Previous Pipeline (~150 Lines)

 1
 2
 3
 4
 5
 6
 7
 8
 9
10
11
12
13


deploy:
  steps:
    - Configure AWS credentials (OIDC)
    - Get EC2 public IP
    - Validate 12+ secrets and variables
    - SCP compose files to EC2
    - SSH into EC2 and run deploy script:
        - write .env
        - install certbot + cronie
        - docker login to GHCR
        - docker compose pull / down / up
        - certbot + cron
    - Health check (HTTPS with HTTP fallback)

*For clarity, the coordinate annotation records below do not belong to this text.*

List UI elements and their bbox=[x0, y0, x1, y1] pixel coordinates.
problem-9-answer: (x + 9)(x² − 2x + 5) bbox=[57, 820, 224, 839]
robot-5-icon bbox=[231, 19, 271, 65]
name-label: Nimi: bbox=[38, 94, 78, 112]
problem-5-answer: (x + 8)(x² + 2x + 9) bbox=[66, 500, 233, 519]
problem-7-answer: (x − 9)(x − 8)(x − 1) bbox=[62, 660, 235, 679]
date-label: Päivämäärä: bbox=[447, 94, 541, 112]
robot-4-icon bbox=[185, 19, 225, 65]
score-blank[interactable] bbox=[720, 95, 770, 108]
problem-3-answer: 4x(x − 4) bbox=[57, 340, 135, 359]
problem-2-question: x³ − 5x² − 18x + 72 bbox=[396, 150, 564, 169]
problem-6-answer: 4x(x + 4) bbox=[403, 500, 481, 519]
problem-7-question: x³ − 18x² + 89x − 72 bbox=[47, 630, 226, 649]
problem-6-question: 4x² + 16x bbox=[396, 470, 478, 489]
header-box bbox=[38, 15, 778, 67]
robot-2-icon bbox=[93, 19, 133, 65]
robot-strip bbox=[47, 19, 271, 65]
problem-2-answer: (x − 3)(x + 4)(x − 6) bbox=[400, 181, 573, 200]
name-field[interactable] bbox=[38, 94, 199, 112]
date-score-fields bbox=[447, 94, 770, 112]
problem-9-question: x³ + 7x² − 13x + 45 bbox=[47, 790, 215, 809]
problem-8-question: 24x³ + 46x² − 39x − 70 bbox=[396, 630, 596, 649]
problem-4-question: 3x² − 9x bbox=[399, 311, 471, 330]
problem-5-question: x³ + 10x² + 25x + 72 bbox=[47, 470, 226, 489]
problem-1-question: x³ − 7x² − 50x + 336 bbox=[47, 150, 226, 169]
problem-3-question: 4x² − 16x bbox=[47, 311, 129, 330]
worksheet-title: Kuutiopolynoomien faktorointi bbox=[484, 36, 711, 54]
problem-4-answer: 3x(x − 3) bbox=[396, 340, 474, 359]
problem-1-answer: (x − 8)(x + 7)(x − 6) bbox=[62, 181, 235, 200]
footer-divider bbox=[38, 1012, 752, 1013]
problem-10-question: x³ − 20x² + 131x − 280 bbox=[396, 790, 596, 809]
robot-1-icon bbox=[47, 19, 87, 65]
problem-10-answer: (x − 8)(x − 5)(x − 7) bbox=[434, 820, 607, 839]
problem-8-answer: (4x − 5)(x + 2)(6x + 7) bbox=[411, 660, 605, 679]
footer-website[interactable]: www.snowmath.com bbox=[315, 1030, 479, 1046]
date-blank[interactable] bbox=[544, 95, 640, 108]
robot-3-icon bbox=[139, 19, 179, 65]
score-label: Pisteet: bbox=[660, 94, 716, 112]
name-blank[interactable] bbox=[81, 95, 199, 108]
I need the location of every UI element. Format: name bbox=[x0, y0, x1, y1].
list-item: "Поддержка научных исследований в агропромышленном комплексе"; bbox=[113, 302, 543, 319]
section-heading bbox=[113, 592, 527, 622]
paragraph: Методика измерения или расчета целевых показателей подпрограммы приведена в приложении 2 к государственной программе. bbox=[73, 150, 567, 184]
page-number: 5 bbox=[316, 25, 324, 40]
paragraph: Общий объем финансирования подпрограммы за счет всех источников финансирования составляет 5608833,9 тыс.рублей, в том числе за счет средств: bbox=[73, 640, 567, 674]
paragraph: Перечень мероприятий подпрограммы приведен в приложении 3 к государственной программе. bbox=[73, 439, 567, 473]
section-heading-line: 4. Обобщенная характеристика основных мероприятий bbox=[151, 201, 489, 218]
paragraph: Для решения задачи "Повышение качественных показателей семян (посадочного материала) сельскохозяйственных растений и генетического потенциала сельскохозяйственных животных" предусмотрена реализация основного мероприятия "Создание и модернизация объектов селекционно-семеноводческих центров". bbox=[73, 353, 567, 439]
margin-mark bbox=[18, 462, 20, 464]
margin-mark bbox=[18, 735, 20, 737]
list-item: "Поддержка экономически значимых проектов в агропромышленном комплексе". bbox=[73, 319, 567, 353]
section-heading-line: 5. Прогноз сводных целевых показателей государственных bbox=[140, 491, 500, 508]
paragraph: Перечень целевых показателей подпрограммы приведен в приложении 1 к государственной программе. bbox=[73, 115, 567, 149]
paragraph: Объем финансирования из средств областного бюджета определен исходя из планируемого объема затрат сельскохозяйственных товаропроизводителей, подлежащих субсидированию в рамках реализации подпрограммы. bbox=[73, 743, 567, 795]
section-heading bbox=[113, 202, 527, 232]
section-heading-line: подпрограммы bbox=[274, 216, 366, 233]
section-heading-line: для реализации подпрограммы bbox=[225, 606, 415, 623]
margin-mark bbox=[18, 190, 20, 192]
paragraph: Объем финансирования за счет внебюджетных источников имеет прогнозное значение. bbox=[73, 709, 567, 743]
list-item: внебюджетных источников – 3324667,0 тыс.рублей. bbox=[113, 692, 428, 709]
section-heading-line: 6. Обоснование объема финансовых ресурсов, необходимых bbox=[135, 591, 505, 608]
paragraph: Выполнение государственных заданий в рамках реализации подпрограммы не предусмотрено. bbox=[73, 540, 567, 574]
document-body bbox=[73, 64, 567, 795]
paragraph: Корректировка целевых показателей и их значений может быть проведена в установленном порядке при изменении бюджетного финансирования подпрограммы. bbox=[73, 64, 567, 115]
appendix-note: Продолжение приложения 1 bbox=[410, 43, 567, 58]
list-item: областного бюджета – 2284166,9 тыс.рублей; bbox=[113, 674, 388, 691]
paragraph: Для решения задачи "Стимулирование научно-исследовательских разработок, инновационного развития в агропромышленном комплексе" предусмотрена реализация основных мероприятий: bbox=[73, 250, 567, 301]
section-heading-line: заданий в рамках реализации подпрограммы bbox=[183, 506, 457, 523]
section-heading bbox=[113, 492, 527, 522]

Redesigned Pipeline (~60 Lines)

 1
 2
 3
 4
 5
 6
 7
 8
 9
10
11
12
13


build:
  steps:
    - Authenticate to GCP (WIF)
    - Configure Docker for Artifact Registry
    - docker build + push
    - Resolve immutable digest (sha256)

deploy:
  steps:
    - Authenticate to GCP (WIF)
    - terraform init / plan / apply (service stack)
    - Health check (Cloud Run URL)
    - Health check (custom domain)

Key differences:

No SSH keys, .env files, certbot, or nginx to manage
Image digest is immutable (sha256), not a mutable tag
Cloud Run configuration is managed by Terraform — no drift
Secrets live in Secret Manager, not passed in at deploy time

Remote Backend Hardening

Terraform state contains sensitive data like database passwords. The state bucket needs hardening:

1
2
3
4
5
6
7
8


resource "google_storage_bucket" "terraform_state" {
  versioning {
    enabled = true
  }

  uniform_bucket_level_access = true
  public_access_prevention    = "enforced"
}

uniform_bucket_level_access: enforce IAM-only access, disable ACLs
public_access_prevention = "enforced": even if IAM is misconfigured, the bucket stays private
versioning: recover state if it gets overwritten or corrupted

One advantage of using GCS as a Terraform backend: state locking is built in — no need to create a separate DynamoDB table like on AWS.

Cost

Item	AWS EC2	GCP Cloud Run
Compute	~$8-15/month (t3.micro 24/7)	Nearly free (low traffic stays in free tier)
Database	Free (container)	~$7-10/month (Cloud SQL db-f1-micro)
SSL	Free (certbot)	Free (auto-managed)
Registry	Free (GHCR)	Low (Artifact Registry)
Total	~$8-15/month	~$8-12/month

Costs are similar, but operations complexity dropped sharply: no more VM patching, SSH key rotation, certbot renewal, or nginx config.

Lessons Learned

Map concepts first: GCP and AWS have very different IAM models — Service Account versus IAM Role requires a mindset shift. Sort out the correspondences before migrating.
Split your Terraform stacks by change frequency: deploy should be fast — don’t plan the entire world on every push.
Lock down federated identity trust boundaries from day one: scope to repo + branch, use immutable IDs instead of names.
Follow least privilege at every layer: project-level IAM is convenient but will bite you eventually. Per-resource bindings are safer.
Specify the managed database edition explicitly: PG 17+ defaults to Enterprise Plus; for the lowest cost tier, set ENTERPRISE.
Don’t assume features exist: every “this feature should be there” assumption needs to be verified against the documentation.